Miles Davies, 1988
“The shape of the structure was conceived both of feelings evoked in me by the forest itself and as a result of the preoccupations I had been exploring in previous work - the nature of the individual in relation to the surrounding environment, and the position of the personal within the structures of society. These were ideas that I had previously worked on and they seemed to `fit’ what I had in mind for the forest.” Miles Davis
House is almost invisible unless you are looking for it. A tall, elongated structure, it echoes both the trees which surround it and the mine shafts which plunge below. It is capped by a simple house shape, a metaphor for the shelter and security provided by the forest.
Miles Davis already knew the site well when he was commissioned to create a sculpture for the Sculpture Trail, having assisted with Magdalena Jetelová’s Place the previous year. He wanted to capture the area’s comforting and timeless sense of solitude, which is quite different from that of an urban environment or a mountainous landscape.
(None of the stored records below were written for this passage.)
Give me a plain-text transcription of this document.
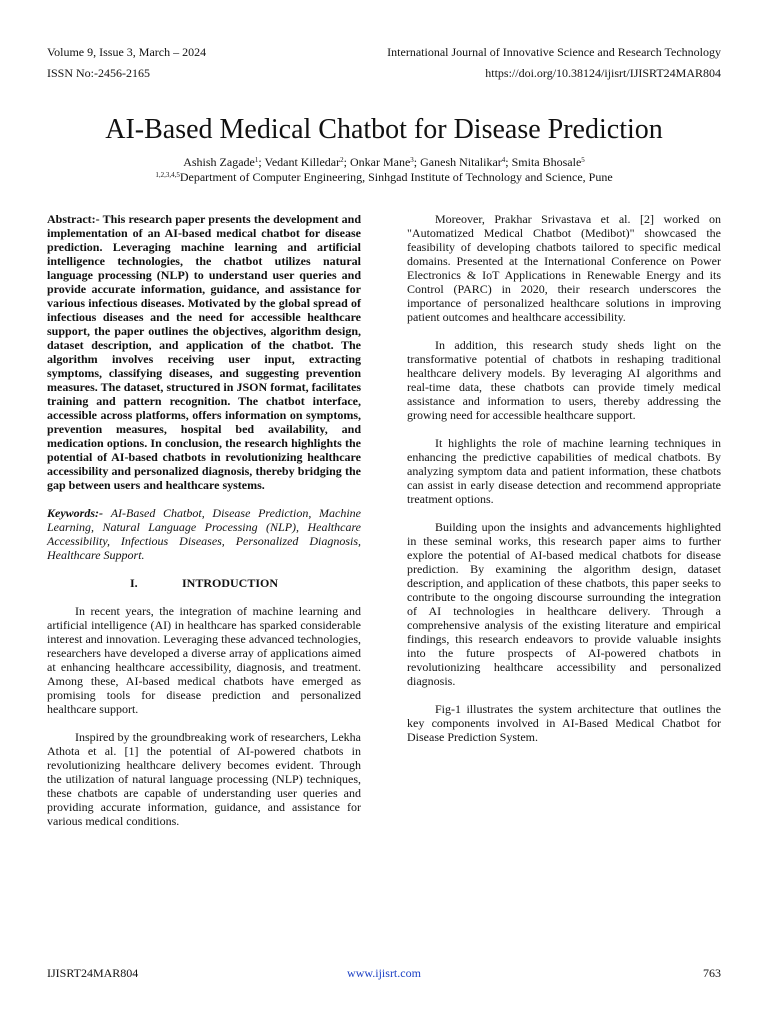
Volume 9, Issue 3, March – 2024	International Journal of Innovative Science and Research Technology
ISSN No:-2456-2165	https://doi.org/10.38124/ijisrt/IJISRT24MAR804
AI-Based Medical Chatbot for Disease Prediction
Ashish Zagade$^1$; Vedant Killedar$^2$; Onkar Mane$^3$; Ganesh Nitalikar$^4$; Smita Bhosale$^5$
$^{1,2,3,4,5}$Department of Computer Engineering, Sinhgad Institute of Technology and Science, Pune

Abstract:- This research paper presents the development and implementation of an AI-based medical chatbot for disease prediction. Leveraging machine learning and artificial intelligence technologies, the chatbot utilizes natural language processing (NLP) to understand user queries and provide accurate information, guidance, and assistance for various infectious diseases. Motivated by the global spread of infectious diseases and the need for accessible healthcare support, the paper outlines the objectives, algorithm design, dataset description, and application of the chatbot. The algorithm involves receiving user input, extracting symptoms, classifying diseases, and suggesting prevention measures. The dataset, structured in JSON format, facilitates training and pattern recognition. The chatbot interface, accessible across platforms, offers information on symptoms, prevention measures, hospital bed availability, and medication options. In conclusion, the research highlights the potential of AI-based chatbots in revolutionizing healthcare accessibility and personalized diagnosis, thereby bridging the gap between users and healthcare systems.

Keywords:- AI-Based Chatbot, Disease Prediction, Machine Learning, Natural Language Processing (NLP), Healthcare Accessibility, Infectious Diseases, Personalized Diagnosis, Healthcare Support.

I.	INTRODUCTION

In recent years, the integration of machine learning and artificial intelligence (AI) in healthcare has sparked considerable interest and innovation. Leveraging these advanced technologies, researchers have developed a diverse array of applications aimed at enhancing healthcare accessibility, diagnosis, and treatment. Among these, AI-based medical chatbots have emerged as promising tools for disease prediction and personalized healthcare support.

Inspired by the groundbreaking work of researchers, Lekha Athota et al. [1] the potential of AI-powered chatbots in revolutionizing healthcare delivery becomes evident. Through the utilization of natural language processing (NLP) techniques, these chatbots are capable of understanding user queries and providing accurate information, guidance, and assistance for various medical conditions.

Moreover, Prakhar Srivastava et al. [2] worked on "Automatized Medical Chatbot (Medibot)" showcased the feasibility of developing chatbots tailored to specific medical domains. Presented at the International Conference on Power Electronics & IoT Applications in Renewable Energy and its Control (PARC) in 2020, their research underscores the importance of personalized healthcare solutions in improving patient outcomes and healthcare accessibility.

In addition, this research study sheds light on the transformative potential of chatbots in reshaping traditional healthcare delivery models. By leveraging AI algorithms and real-time data, these chatbots can provide timely medical assistance and information to users, thereby addressing the growing need for accessible healthcare support.

It highlights the role of machine learning techniques in enhancing the predictive capabilities of medical chatbots. By analyzing symptom data and patient information, these chatbots can assist in early disease detection and recommend appropriate treatment options.

Building upon the insights and advancements highlighted in these seminal works, this research paper aims to further explore the potential of AI-based medical chatbots for disease prediction. By examining the algorithm design, dataset description, and application of these chatbots, this paper seeks to contribute to the ongoing discourse surrounding the integration of AI technologies in healthcare delivery. Through a comprehensive analysis of the existing literature and empirical findings, this research endeavors to provide valuable insights into the future prospects of AI-powered chatbots in revolutionizing healthcare accessibility and personalized diagnosis.

Fig-1 illustrates the system architecture that outlines the key components involved in AI-Based Medical Chatbot for Disease Prediction System.

IJISRT24MAR804	www.ijisrt.com	763
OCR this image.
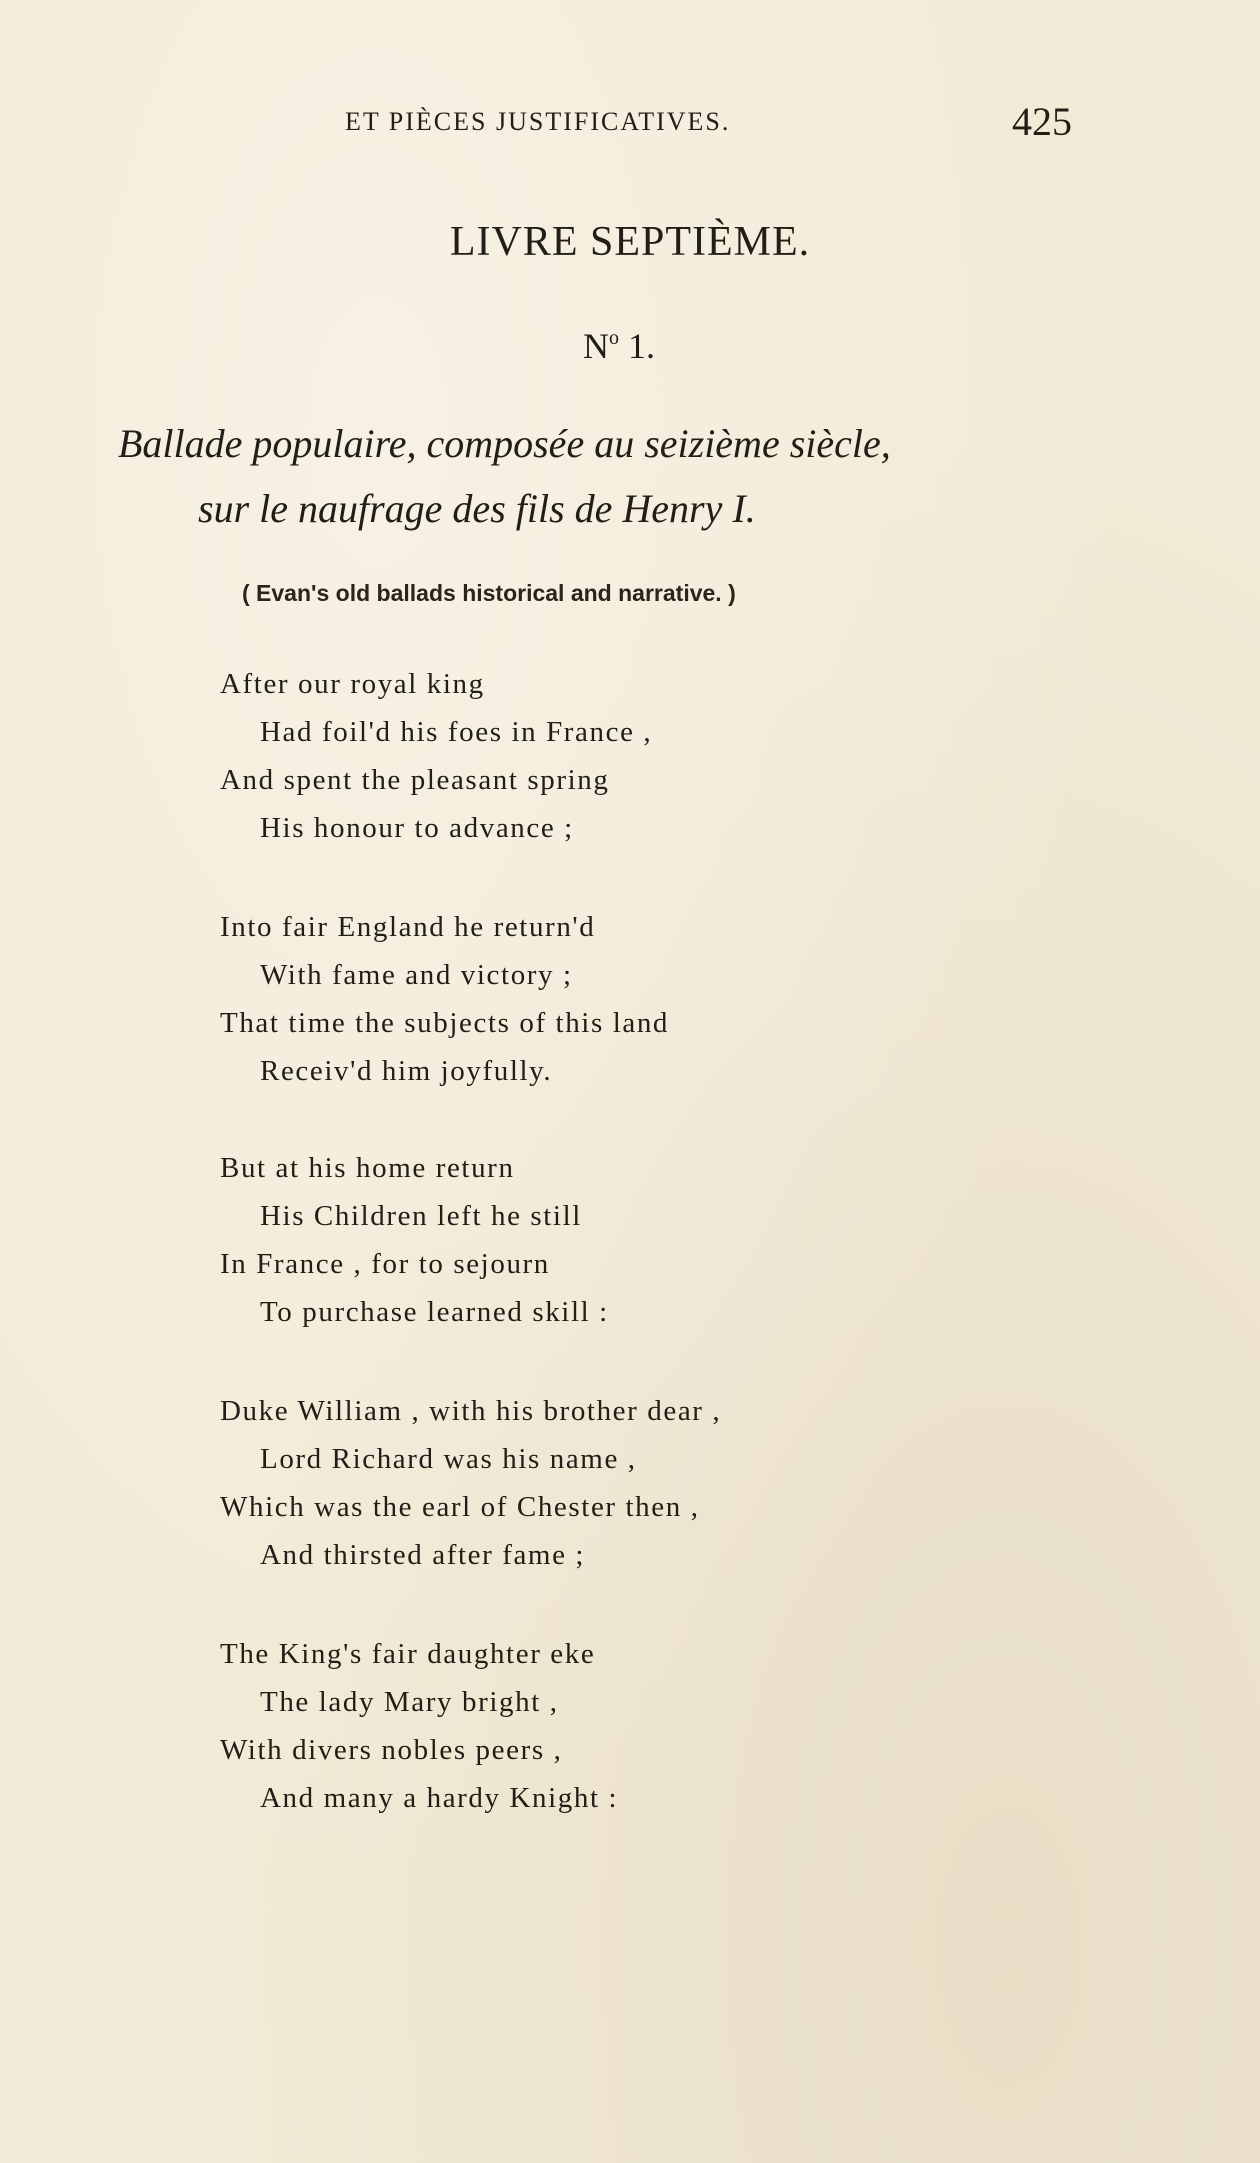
ET PIÈCES JUSTIFICATIVES.	425
LIVRE SEPTIÈME.
$N^o$ 1.
Ballade populaire, composée au seizième siècle,
sur le naufrage des fils de Henry I.
( Evan's old ballads historical and narrative. )
After our royal king
Had foil'd his foes in France ,
And spent the pleasant spring
His honour to advance ;
Into fair England he return'd
With fame and victory ;
That time the subjects of this land
Receiv'd him joyfully.
But at his home return
His Children left he still
In France , for to sejourn
To purchase learned skill :
Duke William , with his brother dear ,
Lord Richard was his name ,
Which was the earl of Chester then ,
And thirsted after fame ;
The King's fair daughter eke
The lady Mary bright ,
With divers nobles peers ,
And many a hardy Knight :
The sculpture is cut from steel, an appropriate material reflecting the forest’s history of iron-ore mining. The steel was cut using oxy-propane cutting gear, and was clamped into position in the artist’s studio. The steel has been allowed to rust, giving the structure a colour in-keeping with the surrounding environment and echoing the hidden industrial workings which still remain in the forest.
In the artist’s words: “During the summer months the structure would be almost totally hidden by the dense foliage; it would not be wholly seen until one entered the clearing, giving the sculpture an element of surprise. Throughout the winter the abstract shape of the sculpture could be seen through the trees, and this shape would take different forms depending on the light, distance and direction, giving approaching walkers a visual puzzle.”